Lisa Church, a spokesperson for Moab City, echoed that statement in an emailed statement.

“Chief Bell was thoroughly vetted and submitted to a complete and detailed background check as part of his hiring as the assistant police chief. Beyond that, for privacy reasons the city does not comment on personnel matters. Chief Bell’s work for the city has been exemplary and he has our full support.”

POST’s attorney Marcus Yockey said the agency does take seriously allegations of repeated misconduct by an officer, but said it was a different attorney who handled the investigation of Bell’s Herriman complaint and determined there was not enough evidence to take to a judge.

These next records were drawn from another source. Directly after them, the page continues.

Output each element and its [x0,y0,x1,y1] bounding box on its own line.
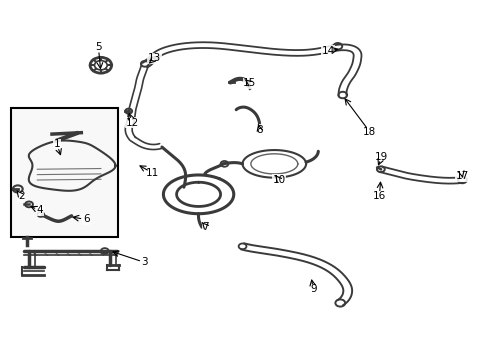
Text: 14: 14 [321,46,335,56]
Text: 16: 16 [373,191,386,201]
Text: 18: 18 [363,127,376,136]
Text: 15: 15 [243,78,256,88]
Text: 5: 5 [95,42,102,52]
Text: 6: 6 [83,215,90,224]
Text: 3: 3 [142,257,148,267]
Text: 11: 11 [146,168,159,178]
Text: 17: 17 [456,171,469,181]
Text: 7: 7 [202,222,209,231]
Bar [11,108,118,237]
Text: 2: 2 [18,191,24,201]
Text: 9: 9 [310,284,317,294]
Text: 8: 8 [256,125,263,135]
Text: 1: 1 [53,139,60,149]
Text: 10: 10 [272,175,286,185]
Text: 13: 13 [148,53,161,63]
Text: 4: 4 [36,206,43,216]
Text: 12: 12 [126,118,139,128]
Text: 19: 19 [375,152,389,162]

He also noted that POST has to meet a high bar to take disciplinary action against officers—“clear and convincing evidence”– much higher than in civil matters.

While Bell had insisted that POST found the allegations against him to be unfounded, and the decision of POST from his 2018 complaint stressed that it found that his behavior did not clearly violate agency policy, it still was not an outright vindication of his conduct.

“The evidence presented at the hearing [indicated] that Bell probably made numerous errors in judgment, was unprofessional, and may have committed possible violations of policy in his handling of the CI in this case,” the POST decision reads. “But that was not the subject of the hearing.”

The Utah Investigative Journalism Project asked Bell to comment on all the allegations derived from official police investigations from the various departments but he would not address specifics.

“Your facts, particularly regarding names and events are factually so far off it isn’t worth my time to try to correct them,” Bell wrote.